Conclusion : La MRN est apparue comme une approche d’AC respectueuse de la culture, autodéterminée et qui modifie la dynamique du pouvoir dans la recherche. Elle crée un espace pour un engagement équitable et placé les voix, les enseignements et les visions du monde autochtones au centre de l’AC, en veillant à ce que les connaissances soient partagées d’une manière qui respecte les protocoles et les valeurs culturelles. Reconnaître le récit comme une forme distincte et vivante d’AC permet d’affirmer le rôle vital du récit dans l’établissement de liens, le renforcement de la compréhension relationnelle et le maintien de la vie et du bien-être des communautés à travers les générations. Les réflexions partagées par les grands-mères fournissent des orientations essentielles pour le domaine de l’AC. Elles nous rappellent que le partage des connaissances est un processus sacré et relationnel fondé sur les principes de réciprocité, de respect et de responsabilité.

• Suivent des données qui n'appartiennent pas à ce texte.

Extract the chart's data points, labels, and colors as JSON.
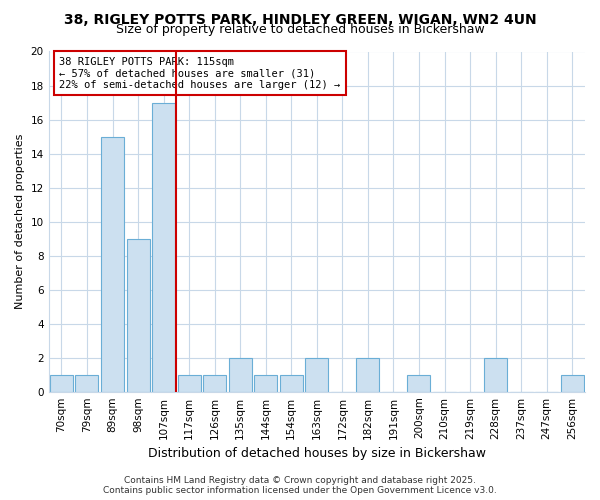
{
  "title1": "38, RIGLEY POTTS PARK, HINDLEY GREEN, WIGAN, WN2 4UN",
  "title2": "Size of property relative to detached houses in Bickershaw",
  "xlabel": "Distribution of detached houses by size in Bickershaw",
  "ylabel": "Number of detached properties",
  "categories": [
    "70sqm",
    "79sqm",
    "89sqm",
    "98sqm",
    "107sqm",
    "117sqm",
    "126sqm",
    "135sqm",
    "144sqm",
    "154sqm",
    "163sqm",
    "172sqm",
    "182sqm",
    "191sqm",
    "200sqm",
    "210sqm",
    "219sqm",
    "228sqm",
    "237sqm",
    "247sqm",
    "256sqm"
  ],
  "values": [
    1,
    1,
    15,
    9,
    17,
    1,
    1,
    2,
    1,
    1,
    2,
    0,
    2,
    0,
    1,
    0,
    0,
    2,
    0,
    0,
    1
  ],
  "bar_color": "#cce0f0",
  "bar_edge_color": "#6aaed6",
  "reference_line_x": 4.5,
  "ylim": [
    0,
    20
  ],
  "yticks": [
    0,
    2,
    4,
    6,
    8,
    10,
    12,
    14,
    16,
    18,
    20
  ],
  "annotation_lines": [
    "38 RIGLEY POTTS PARK: 115sqm",
    "← 57% of detached houses are smaller (31)",
    "22% of semi-detached houses are larger (12) →"
  ],
  "annotation_box_color": "#ffffff",
  "annotation_box_edge": "#cc0000",
  "vline_color": "#cc0000",
  "footer1": "Contains HM Land Registry data © Crown copyright and database right 2025.",
  "footer2": "Contains public sector information licensed under the Open Government Licence v3.0.",
  "bg_color": "#ffffff",
  "plot_bg_color": "#ffffff",
  "grid_color": "#c8d8e8",
  "title1_fontsize": 10,
  "title2_fontsize": 9,
  "xlabel_fontsize": 9,
  "ylabel_fontsize": 8,
  "tick_fontsize": 7.5,
  "footer_fontsize": 6.5
}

Le partage des connaissances autochtones va au-delà de l’échange d’information; il s’agit d’un acte d’engagement dans des relations avec une intention, une attention et une responsabilité profondes envers l’ensemble de la Création – nos ancêtres, la terre, les plantes et les animaux, ainsi que les générations futures.
À PROPOS DE LA LAURÉATE
Sarah Demedeiros est chercheuse en santé publique non autochtone, originaire des territoires traditionnels des Premières Nations, Esquimalt et Songhees de l’île de Vancouver. Sarah est titulaire d’un baccalauréat en sciences biologiques et d’une maîtrise de recherche sur les politiques de santé de l’École de santé publique de l’Université de l’Alberta. En décembre 2024, Sarah a soutenu avec succès son projet de maîtrise sous la direction de Dr Stephanie Montesanti. Sarah a reçu une formation spécialisée dans le laboratoire de recherche CARE (Collaborative Applied Research for Equity in Health Policy and Systems) de Dr Monesanti, où elle a développé ses compétences et sa passion pour la recherche communautaire, la politique de santé appliquée et la recherche sur les systèmes.
Sarah a eu l’honneur de travailler et d’apprendre auprès du GWN, un cercle de cinq aînées et gardiennes du savoir respectées des Premières Nations de l’Alberta. Grâce à leurs enseignements, Sarah a approfondi sa compréhension des modes de connaissance et d’existence autochtones et a appris ce que signifie s’engager dans une recherche guidée par le respect culturel, l’humilité et la relation.
Sarah a été acceptée à l’Institute of Health Policy, Management and Evaluation (IHPME) de l’Université de Toronto, où elle commencera son doctorat sur les systèmes de santé à l’automne 2025.